Putting it together: a per-tenant-class decision

The mistake is to pick one sharing mechanism, one quota model, and one isolation tier for the whole fleet. The defensible design classifies tenants and maps each class down all three axes at once. A frontier training tenant: whole-GPU, hard partition or a top-priority gang reservation, container isolation (one trust domain), noisy neighbor bounded by sole ownership. An external SLO-bound serving tenant: MIG for hard QoS, static quota for guaranteed capacity, VM-or-CVM isolation if mutually distrusting, noisy neighbor impossible by hardware partition. An internal research/dev fleet: fractional GPU and time-slicing for packing, hierarchical fair-share with preemption for utilization, container isolation, noisy neighbor bounded by scheduler limits. A preemptible batch tier: whatever packs tightest, lowest priority with instant reclaim, container isolation, explicitly soft QoS. The same physical fleet runs all four — the art is keeping each class's mechanism, quota, and isolation tier internally consistent so the guarantees you sell are the guarantees the silicon actually enforces.
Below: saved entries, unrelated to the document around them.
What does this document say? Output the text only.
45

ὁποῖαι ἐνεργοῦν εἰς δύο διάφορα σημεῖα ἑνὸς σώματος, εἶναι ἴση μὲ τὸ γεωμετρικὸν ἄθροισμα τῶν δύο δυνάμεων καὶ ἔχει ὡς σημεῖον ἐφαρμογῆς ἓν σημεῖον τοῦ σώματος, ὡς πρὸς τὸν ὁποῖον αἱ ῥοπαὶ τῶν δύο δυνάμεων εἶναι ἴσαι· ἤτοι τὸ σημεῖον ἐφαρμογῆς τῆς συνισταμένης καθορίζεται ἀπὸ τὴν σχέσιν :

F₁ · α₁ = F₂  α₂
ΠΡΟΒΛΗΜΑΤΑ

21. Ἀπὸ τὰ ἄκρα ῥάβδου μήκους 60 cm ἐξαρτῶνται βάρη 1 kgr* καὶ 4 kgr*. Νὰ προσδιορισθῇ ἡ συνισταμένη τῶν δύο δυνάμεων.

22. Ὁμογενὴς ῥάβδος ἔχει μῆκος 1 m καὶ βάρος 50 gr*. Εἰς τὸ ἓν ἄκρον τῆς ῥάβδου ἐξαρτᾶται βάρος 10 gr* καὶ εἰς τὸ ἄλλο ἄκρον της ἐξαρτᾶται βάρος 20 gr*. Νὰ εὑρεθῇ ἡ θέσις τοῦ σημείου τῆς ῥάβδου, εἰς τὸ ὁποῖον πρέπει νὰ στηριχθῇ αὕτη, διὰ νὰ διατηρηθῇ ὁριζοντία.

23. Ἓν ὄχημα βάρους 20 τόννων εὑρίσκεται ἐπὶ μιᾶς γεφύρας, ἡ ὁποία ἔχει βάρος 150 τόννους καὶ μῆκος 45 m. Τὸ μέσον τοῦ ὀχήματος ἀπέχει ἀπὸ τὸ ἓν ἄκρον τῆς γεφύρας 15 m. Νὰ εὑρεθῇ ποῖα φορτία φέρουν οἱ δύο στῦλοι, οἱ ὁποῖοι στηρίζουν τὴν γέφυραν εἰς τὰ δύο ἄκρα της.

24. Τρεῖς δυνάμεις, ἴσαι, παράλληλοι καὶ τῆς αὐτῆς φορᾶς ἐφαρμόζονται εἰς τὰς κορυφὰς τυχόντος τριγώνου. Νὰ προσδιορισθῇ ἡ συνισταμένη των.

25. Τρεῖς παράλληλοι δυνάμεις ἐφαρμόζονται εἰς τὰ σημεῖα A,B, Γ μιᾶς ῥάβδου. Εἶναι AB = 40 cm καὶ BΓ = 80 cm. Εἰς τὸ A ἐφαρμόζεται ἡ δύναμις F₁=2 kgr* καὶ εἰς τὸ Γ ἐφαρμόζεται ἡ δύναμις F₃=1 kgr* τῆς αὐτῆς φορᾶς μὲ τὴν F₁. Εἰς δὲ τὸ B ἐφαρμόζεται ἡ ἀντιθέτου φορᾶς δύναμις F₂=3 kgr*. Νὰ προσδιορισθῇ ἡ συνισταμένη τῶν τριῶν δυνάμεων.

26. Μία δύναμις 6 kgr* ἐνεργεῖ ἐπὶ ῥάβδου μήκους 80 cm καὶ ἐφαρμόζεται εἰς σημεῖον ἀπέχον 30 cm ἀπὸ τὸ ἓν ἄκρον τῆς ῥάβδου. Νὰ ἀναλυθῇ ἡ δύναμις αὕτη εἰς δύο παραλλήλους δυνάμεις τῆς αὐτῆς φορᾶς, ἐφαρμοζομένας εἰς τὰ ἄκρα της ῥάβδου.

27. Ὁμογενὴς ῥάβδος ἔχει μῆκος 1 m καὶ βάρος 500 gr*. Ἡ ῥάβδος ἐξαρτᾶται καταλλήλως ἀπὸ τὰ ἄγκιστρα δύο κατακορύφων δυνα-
This chapter is the sharing-and-isolation framework; the pieces are engineered elsewhere. The scheduling plane that enforces quota and gang admission is Chapter 10.1; the topology-aware placement that fairness must respect is Chapter 10.2; the node software stack (driver, GPU Operator, Container Toolkit) whose CVEs define the container trust boundary is Chapter 10.4; per-tenant contention and goodput telemetry live in Chapter 10.6. The security axis is canonical downstream: GPU confidential computing, encrypted HBM, and attestation in Chapter 11.5; the multi-tenant workload-isolation security architecture in Chapter 11.6; network microsegmentation and zero-trust in Chapter 11.7. Fabric congestion that creates cross-tenant noise is Chapter 8.6; the checkpoint math that makes preemption affordable is Chapter 9.4; and the commercial terms that turn these guarantees into a product are Chapter 10.9.